Bei einer teleologisch systematischen Interpretation könnte nunmehr ins Treffen geführt werden, dass das Kleinkind im Haushalt des Bezugsberechtigten ist und mit zunehmender Anhebung der Zuverdienstgrenzen (dzt ca 16.200 EUR; lt Nov BGBl I 116/2009 auch deutlich darüber hinaus) die Funktion als Einkommensersatz zurück- und die Funktion der Erleichterung bei der Betreuung des Kleinkindes hervortritt (vgl auch das Erk des Verfassungsgerichtshofs) und deshalb das Kinderbetreuungsgeld nicht in die Unterhaltsbemessungsgrundlage einzubeziehen wäre. Macht es doch im Ergebnis keinen Unterschied, ob die finanzielle Situation des betreuenden Elternteils und damit dessen Möglichkeiten bei der Gestaltung der Kinderbetreuung dadurch eingeschränkt werden, dass er geringere Unterhaltsansprüche hat oder dadurch, dass er selbst höheren Unterhaltsansprüchen ausgesetzt wird. Diese Frage könnte sich etwa auch bei Unterhaltsansprüchen des geschiedenen Ehegatten gegen den Kinderbetreuungsgeld beziehenden Ehegatten stellen.

Nunmehr hat aber auch der 7. Senat des Obersten Gerichtshofs in der dem Gesetzesprüfungsverfahren nachfolgenden Entscheidung 7 Ob 227/09x Folgendes ausgeführt:

„Im Hinblick auf diese Entscheidung des Verfassungsgerichtshofs kann § 42 KBGG idF BGBl I 76/2007 im Sinn der ständigen Rechtsprechung des Obersten Gerichtshofs ausgelegt werden, dass auch öffentlich-rechtliche Leistungen, so auch das ein Einkommen des Elternteils ersetzende Kinderbetreuungsgeld, in die Unterhaltsbemessungsgrundlage einzubeziehen sind (RIS-Justiz RS0047456).
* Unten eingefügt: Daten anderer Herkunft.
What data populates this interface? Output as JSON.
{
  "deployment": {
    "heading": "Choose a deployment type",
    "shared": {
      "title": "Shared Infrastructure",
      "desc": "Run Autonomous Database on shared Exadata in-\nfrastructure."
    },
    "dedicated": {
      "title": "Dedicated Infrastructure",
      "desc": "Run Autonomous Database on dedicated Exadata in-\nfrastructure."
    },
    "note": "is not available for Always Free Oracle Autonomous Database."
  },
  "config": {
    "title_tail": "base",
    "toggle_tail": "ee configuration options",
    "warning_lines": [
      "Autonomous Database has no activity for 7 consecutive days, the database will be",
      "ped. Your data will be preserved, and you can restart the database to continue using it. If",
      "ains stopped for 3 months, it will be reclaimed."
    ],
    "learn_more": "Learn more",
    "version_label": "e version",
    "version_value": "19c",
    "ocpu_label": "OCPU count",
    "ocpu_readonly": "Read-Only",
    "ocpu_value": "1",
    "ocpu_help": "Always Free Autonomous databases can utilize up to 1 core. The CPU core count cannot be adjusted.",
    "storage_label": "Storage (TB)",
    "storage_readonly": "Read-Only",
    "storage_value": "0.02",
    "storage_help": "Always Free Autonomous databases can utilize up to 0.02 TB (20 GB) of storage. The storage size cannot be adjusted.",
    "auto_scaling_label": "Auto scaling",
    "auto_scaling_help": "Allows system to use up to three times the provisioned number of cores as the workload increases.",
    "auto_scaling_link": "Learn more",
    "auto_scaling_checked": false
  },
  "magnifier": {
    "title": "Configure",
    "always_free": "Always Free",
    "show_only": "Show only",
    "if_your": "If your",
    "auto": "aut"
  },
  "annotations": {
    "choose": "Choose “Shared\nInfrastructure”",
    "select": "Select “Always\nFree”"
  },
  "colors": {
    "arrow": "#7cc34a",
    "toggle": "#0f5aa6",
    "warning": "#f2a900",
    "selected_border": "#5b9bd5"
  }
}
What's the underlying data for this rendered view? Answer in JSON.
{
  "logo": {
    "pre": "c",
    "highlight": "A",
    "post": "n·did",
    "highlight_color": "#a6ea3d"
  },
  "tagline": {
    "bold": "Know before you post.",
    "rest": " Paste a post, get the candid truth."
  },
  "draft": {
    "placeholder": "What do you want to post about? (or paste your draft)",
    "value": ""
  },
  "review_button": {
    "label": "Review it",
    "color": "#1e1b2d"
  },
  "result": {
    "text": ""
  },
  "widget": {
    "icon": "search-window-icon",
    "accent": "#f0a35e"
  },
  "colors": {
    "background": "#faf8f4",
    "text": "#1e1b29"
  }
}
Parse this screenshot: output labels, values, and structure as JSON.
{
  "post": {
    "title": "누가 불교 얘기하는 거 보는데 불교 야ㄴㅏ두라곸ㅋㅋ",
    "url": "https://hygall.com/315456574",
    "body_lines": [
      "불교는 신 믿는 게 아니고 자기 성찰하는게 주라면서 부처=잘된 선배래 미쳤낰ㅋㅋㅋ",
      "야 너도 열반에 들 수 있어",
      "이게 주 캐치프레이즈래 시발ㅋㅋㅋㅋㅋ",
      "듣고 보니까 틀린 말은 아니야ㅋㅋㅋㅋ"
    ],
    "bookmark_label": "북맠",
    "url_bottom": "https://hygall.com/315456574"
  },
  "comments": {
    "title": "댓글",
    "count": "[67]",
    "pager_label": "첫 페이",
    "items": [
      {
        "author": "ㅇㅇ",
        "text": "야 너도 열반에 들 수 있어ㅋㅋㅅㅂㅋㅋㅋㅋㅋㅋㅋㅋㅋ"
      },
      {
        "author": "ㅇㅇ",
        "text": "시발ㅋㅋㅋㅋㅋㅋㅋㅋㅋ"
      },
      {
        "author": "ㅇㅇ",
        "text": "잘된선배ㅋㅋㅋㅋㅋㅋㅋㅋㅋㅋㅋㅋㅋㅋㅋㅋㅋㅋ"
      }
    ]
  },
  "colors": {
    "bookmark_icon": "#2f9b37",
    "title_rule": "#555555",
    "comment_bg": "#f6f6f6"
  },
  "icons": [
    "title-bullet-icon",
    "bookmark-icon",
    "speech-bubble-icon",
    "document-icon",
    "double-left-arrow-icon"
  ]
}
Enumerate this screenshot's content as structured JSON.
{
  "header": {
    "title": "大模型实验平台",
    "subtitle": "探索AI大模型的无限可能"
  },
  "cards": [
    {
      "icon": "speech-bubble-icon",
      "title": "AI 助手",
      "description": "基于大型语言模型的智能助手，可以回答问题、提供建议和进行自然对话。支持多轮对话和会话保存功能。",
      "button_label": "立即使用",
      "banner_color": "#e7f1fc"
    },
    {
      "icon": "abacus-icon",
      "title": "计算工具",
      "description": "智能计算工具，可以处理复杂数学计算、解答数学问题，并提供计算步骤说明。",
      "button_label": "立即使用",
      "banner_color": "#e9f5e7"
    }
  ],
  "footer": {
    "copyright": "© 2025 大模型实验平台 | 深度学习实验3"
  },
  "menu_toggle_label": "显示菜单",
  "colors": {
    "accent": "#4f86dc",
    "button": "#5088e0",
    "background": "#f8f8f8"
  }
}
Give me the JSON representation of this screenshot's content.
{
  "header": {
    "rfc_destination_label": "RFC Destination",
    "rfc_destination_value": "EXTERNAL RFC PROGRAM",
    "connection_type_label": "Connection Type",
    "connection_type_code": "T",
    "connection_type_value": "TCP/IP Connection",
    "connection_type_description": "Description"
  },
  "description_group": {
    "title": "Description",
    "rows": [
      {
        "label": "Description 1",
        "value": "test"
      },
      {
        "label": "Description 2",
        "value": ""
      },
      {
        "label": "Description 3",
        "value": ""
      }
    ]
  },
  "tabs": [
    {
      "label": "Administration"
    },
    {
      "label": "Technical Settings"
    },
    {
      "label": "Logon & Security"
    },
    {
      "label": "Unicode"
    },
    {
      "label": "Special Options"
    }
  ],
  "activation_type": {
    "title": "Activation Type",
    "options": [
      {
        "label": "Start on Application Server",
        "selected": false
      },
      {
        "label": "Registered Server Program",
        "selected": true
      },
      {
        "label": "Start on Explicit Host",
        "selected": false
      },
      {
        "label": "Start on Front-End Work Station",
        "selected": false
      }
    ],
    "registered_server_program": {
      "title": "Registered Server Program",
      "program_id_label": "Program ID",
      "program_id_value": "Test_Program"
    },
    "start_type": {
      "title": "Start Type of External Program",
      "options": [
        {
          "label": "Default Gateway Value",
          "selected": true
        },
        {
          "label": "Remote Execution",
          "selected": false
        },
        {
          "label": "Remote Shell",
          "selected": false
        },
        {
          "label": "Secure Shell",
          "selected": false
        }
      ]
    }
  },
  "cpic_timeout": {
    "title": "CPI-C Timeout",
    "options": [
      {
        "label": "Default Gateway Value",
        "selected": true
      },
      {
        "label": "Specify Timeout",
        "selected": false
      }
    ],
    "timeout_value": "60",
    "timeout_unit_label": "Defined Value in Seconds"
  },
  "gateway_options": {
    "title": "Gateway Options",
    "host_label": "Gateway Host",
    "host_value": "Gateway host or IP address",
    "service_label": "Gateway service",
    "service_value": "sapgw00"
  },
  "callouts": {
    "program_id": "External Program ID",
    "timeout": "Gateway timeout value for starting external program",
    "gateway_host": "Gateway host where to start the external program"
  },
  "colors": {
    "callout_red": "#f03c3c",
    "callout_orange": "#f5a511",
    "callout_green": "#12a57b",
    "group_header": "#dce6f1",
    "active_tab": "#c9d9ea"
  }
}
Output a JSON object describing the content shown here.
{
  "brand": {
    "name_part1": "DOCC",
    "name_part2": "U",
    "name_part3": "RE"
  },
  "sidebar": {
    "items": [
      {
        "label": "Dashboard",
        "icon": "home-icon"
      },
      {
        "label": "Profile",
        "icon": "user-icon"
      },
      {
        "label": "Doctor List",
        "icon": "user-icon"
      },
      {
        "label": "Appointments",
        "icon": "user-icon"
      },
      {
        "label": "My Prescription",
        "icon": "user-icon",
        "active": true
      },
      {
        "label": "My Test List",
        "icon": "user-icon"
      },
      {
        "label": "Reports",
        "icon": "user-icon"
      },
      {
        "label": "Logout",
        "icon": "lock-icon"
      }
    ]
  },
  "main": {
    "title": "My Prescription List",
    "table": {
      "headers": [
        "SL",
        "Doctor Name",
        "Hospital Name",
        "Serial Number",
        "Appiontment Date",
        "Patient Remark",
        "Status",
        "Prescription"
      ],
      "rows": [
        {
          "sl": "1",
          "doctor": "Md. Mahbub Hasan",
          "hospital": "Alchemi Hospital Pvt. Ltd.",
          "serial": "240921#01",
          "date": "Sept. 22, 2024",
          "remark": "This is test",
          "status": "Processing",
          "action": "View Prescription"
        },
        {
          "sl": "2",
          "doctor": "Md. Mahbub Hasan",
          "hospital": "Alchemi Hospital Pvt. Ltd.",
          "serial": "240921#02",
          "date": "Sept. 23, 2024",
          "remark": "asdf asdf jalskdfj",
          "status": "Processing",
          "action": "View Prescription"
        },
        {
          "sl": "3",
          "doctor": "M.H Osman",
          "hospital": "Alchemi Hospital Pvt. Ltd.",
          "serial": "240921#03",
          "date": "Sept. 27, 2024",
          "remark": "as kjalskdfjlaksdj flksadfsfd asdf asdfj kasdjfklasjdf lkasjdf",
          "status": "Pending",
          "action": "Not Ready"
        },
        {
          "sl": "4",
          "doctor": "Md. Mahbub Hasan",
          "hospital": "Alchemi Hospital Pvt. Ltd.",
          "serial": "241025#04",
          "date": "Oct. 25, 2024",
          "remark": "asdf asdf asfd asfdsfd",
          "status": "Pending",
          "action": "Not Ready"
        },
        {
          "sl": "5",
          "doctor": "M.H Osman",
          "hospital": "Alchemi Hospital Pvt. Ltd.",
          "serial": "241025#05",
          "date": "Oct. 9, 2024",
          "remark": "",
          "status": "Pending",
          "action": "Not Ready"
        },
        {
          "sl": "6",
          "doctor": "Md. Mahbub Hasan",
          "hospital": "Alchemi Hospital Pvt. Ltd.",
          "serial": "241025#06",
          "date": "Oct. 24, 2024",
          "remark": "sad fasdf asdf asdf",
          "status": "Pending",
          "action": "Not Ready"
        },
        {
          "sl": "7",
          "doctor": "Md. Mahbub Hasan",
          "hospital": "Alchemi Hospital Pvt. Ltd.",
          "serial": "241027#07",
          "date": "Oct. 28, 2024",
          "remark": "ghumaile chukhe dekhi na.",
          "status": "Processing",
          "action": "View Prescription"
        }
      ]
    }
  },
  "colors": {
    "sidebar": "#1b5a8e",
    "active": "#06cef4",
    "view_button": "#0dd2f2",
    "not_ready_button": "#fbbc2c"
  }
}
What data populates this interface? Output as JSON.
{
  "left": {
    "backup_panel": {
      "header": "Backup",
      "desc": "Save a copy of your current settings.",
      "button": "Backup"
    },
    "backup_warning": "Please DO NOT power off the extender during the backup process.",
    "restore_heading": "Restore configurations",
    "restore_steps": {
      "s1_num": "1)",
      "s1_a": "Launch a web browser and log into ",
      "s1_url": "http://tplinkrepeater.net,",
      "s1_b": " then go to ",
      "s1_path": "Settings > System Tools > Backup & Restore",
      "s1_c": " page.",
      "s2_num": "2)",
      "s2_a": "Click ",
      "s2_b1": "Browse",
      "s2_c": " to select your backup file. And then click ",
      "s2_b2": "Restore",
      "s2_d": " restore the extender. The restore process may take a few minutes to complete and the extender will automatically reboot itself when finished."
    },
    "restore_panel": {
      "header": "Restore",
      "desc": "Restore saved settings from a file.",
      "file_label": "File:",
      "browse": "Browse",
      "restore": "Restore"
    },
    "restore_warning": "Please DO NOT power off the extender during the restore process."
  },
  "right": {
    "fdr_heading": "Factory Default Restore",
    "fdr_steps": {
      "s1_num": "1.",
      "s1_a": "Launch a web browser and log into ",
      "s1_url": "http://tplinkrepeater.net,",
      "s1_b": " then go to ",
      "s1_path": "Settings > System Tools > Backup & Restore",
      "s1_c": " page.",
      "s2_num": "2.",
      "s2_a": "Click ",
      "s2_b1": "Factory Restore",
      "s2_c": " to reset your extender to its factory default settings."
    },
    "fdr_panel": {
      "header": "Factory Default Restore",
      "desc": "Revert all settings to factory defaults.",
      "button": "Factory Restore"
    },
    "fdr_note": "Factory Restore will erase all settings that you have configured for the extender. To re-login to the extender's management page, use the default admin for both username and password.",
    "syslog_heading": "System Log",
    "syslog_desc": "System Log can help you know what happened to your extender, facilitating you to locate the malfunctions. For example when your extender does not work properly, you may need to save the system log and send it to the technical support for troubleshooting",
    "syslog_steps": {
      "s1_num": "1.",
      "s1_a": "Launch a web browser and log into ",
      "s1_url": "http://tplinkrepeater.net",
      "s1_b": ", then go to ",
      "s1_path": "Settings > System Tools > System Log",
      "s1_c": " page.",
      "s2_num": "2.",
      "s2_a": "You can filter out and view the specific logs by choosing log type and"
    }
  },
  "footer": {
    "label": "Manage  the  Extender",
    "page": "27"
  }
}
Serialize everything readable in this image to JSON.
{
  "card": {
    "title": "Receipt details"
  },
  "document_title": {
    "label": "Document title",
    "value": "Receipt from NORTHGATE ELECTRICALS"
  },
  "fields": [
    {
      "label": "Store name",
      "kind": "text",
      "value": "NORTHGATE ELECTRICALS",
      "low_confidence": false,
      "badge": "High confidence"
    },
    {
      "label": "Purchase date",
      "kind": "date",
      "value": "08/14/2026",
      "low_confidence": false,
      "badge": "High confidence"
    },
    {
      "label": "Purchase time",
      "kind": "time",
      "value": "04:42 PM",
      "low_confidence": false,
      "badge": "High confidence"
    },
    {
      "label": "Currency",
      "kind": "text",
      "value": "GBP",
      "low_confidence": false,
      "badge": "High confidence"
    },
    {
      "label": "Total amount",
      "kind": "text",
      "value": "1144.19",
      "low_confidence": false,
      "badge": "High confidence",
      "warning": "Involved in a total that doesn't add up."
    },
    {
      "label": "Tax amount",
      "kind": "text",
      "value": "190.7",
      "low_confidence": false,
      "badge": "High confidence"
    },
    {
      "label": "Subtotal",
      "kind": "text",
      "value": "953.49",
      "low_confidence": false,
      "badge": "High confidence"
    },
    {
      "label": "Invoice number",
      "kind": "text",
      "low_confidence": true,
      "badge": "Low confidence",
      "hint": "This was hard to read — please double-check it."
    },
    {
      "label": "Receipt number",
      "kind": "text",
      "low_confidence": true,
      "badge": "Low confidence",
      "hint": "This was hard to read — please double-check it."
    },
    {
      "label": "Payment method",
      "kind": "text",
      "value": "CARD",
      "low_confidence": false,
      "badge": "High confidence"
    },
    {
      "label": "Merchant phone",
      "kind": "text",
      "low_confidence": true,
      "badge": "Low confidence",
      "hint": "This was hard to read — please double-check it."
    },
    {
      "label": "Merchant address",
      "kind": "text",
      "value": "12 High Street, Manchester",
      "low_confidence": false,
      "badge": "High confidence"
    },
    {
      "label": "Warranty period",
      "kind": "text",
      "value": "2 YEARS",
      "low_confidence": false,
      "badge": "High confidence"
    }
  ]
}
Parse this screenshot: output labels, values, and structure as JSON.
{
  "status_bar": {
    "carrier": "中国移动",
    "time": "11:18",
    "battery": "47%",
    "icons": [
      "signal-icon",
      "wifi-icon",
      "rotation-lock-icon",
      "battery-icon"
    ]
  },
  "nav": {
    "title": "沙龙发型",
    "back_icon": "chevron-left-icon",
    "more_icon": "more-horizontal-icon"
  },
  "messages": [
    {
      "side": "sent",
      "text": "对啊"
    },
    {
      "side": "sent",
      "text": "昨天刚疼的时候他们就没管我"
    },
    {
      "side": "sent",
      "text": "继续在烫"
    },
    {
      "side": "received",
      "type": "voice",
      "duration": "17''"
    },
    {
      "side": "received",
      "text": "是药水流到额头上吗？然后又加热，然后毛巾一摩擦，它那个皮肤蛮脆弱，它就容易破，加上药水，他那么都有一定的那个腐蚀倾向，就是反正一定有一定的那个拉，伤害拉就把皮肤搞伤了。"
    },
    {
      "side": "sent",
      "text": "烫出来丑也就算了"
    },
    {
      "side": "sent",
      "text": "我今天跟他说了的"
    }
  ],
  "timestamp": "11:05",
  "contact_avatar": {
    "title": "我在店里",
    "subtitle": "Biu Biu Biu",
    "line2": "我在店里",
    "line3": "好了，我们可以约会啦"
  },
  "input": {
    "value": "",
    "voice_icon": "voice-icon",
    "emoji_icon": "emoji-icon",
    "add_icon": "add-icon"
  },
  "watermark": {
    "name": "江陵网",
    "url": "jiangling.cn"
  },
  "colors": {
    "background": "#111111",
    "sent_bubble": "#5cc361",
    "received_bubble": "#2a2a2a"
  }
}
Die Unterhaltsansprüche von Kindern sind grundsätzlich gleichrangig (RIS-Justiz RS0047387). Wenn ein Elternteil im Hinblick auf Betreuungsleistungen für sein neugeborenes Kind Kinderbetreuungsgeld bezieht, so ersetzt dies sein Einkommen, mit dem er seinen Unterhaltspflichten anderen Kindern gegenüber nachkommen muss. Dies entspricht auch den zwischenzeitig zum UVG ergangenen Entscheidungen des Obersten Gerichtshofs 10 Ob 112/08f, 10 Ob 8/09p und 10 Ob 7/09s."

Es kann also nunmehr von einer einheitlichen Rechtsprechung dahin ausgegangen werden, dass das Kinderbetreuungsgeld in die Bemessung des Unterhaltsanspruchs eines anderen Kindes gegen die bezugsberechtigte Mutter einzubeziehen ist.

Im Hinblick auf den Wortlaut der Gesetzesbestimmung schließt sich auch der erkennende Senat dieser nunmehr einhelligen Rechtsansicht an.

Ausgehend davon kommt aber dem Revisionsrekurs für die Zeit ab Berechtigung zu.

Die Höhe der bis dahin bestimmten Unterhaltserhöhung sowie der offenen Beträge wurde nicht mehr bestritten. Die Entscheidungen der Vorinstanzen sind daher dahin abzuändern, dass die Erhöhung über den hinaus bestimmt wird.